The BRICS, led by Brazil, Russia, India, China, and South Africa, is set to expand further, increasing its commodity dominance. Thailand, a major rice exporter, has expressed its intention to join the group, aiming to enhance its global presence.
Notably, the country’s government finalized plans to submit its application, potentially becoming the first Southeast Asian member of BRICS. Nikkei Asia reported this international finance and political development on May 29.
Thailand’s decision to join BRICS highlights the bloc’s growing influence among emerging nations and commodity producers. With the recent addition of the United Arab Emirates, Iran, Ethiopia, and Egypt in January, BRICS has strengthened its position. Essentially, the group’s expansion challenges the dominance of developed economies, such as the United States, European Union, and United Kingdom.
As a leading rice exporter, Thailand’s inclusion in BRICS could significantly impact the global food supply chain. Rice, a staple for over half of the world’s population, plays a key role in international trade. Thailand, along with other top rice exporters like India, China, and Brazil, could leverage their collective bargaining power within BRICS.
BRICS de-dollarization plans
Interestingly, the BRICS bloc has been actively working on reducing its reliance on the U.S. dollar in settlements. Plans are underway to create an independent payment system based on digital currencies and blockchain technology, as reported by Coindesk. This move aims to provide a convenient, cost-effective, and politically neutral alternative to the current international monetary system.
Kremlin aide Yury Ushakov emphasized the importance of developing the Contingent Reserve Arrangement within BRICS, focusing on using currencies other than the U.S. dollar. The group’s efforts to de-dollarize settlements reflect its desire to challenge the dominance of the U.S. dollar in global trade.
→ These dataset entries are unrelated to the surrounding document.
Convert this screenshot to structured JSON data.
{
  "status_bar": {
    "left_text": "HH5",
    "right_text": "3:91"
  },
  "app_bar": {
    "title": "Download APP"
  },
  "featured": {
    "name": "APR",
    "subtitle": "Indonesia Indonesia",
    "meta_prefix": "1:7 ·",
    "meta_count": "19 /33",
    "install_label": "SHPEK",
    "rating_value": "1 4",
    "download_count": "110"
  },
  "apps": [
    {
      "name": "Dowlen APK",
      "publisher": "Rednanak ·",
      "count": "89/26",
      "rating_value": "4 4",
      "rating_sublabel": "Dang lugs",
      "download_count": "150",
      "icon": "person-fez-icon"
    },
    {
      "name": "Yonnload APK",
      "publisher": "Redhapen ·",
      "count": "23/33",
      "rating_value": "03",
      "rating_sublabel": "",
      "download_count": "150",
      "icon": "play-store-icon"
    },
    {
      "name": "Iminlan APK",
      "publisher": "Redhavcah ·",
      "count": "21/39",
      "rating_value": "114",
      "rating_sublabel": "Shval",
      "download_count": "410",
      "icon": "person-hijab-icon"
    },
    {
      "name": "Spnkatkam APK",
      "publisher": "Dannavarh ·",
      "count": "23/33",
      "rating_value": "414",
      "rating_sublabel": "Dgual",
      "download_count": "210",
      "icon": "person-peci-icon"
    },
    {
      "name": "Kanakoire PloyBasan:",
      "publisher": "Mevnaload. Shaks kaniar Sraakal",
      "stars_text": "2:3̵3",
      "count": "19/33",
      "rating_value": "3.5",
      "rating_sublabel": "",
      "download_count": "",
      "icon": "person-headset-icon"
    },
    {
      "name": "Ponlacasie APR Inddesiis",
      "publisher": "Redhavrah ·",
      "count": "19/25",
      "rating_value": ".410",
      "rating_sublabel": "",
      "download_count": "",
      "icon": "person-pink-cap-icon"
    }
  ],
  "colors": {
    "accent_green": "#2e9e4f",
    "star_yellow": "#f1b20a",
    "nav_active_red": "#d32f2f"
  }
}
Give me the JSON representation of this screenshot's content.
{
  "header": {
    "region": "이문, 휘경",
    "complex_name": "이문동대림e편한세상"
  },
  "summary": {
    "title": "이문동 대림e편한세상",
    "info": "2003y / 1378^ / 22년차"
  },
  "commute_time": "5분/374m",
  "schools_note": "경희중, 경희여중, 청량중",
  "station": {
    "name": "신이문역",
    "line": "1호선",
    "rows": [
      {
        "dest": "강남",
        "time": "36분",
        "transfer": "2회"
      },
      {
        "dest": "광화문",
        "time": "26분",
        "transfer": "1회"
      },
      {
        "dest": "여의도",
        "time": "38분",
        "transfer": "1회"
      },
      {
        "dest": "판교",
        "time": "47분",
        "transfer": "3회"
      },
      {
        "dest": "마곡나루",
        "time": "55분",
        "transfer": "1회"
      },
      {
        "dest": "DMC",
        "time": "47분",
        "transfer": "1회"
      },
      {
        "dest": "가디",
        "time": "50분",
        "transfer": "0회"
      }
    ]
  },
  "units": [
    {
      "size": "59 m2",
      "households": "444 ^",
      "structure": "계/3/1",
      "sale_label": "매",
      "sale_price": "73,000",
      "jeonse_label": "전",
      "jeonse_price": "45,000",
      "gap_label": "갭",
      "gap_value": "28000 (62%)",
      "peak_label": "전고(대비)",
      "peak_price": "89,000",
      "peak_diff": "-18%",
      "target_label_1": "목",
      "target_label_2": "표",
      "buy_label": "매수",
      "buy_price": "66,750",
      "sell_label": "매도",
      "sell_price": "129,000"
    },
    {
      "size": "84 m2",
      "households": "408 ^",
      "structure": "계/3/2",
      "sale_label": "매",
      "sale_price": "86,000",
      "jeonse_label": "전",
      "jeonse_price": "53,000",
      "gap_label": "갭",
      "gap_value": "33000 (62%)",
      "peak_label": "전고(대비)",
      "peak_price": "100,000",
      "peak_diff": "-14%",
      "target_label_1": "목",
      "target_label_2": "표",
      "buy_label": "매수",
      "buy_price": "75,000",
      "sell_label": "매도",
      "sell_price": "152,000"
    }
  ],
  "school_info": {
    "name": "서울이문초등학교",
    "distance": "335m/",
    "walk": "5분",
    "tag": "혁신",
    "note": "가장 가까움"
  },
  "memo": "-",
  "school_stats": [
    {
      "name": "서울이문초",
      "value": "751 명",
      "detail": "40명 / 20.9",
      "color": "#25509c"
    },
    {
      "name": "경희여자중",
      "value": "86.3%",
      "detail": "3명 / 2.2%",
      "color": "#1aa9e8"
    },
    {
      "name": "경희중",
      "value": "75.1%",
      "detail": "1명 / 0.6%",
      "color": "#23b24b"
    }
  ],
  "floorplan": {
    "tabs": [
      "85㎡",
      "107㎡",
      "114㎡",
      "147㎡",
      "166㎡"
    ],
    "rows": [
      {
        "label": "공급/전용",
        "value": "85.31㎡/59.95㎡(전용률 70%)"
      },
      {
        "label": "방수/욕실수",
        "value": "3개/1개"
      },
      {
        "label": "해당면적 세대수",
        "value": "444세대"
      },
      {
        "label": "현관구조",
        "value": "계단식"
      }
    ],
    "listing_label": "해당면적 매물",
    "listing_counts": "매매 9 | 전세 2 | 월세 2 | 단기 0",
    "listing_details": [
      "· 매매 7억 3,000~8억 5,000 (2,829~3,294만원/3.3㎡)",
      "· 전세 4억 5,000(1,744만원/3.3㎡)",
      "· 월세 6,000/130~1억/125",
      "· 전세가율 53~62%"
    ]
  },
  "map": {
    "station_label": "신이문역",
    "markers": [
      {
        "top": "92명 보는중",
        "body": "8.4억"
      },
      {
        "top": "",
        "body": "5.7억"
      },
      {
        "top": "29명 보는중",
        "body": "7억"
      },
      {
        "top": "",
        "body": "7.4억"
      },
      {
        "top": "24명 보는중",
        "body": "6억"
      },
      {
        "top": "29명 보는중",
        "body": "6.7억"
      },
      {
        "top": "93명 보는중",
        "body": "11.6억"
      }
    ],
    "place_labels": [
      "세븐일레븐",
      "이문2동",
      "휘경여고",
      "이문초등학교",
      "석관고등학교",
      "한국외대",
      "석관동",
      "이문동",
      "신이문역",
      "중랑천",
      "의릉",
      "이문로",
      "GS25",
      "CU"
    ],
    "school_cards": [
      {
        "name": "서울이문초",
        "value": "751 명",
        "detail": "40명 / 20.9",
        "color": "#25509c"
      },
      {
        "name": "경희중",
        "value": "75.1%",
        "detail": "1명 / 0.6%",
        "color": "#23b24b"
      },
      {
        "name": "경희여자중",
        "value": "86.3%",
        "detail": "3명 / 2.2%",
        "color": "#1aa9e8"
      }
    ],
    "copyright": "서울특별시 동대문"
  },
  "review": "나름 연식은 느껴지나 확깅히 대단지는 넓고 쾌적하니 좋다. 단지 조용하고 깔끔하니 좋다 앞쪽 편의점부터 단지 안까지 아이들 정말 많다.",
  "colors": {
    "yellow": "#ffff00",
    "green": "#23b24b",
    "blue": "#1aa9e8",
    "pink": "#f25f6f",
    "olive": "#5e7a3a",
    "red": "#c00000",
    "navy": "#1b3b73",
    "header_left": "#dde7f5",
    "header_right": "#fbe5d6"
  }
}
Moreover, BRICS partners, along with Russia’s Finance Ministry and the Bank of Russia, are collaborating to establish the BRICS Bridge multisided payment platform. This initiative aims to improve the global monetary system and provide an alternative to the current U.S.-led financial infrastructure.
BRICS dominance in the commodity market amid geopolitical tensions
The expanding dominance of commodity producers within BRICS has significant implications for the global economy. In particular, as more countries, such as Thailand, join the bloc, their collective economic power and influence on international trade dynamics are expected to grow. This shift could potentially reshape the balance of power in the global financial landscape.
However, the alliance of BRICS with countries involved in escalating tensions with the U.S., E.U., and U.K. raises concerns. The bloc’s increasing economic and political clout could further strain relations between these major powers, potentially leading to heightened geopolitical risks.
As BRICS continues its expansion, the global community will closely monitor its impact on the international monetary system and geopolitical dynamics. The inclusion of leading commodity producers, like Thailand, and the development of alternative payment systems could significantly alter the current financial landscape, challenging the long-standing dominance of the U.S. dollar, Euro, and GBP.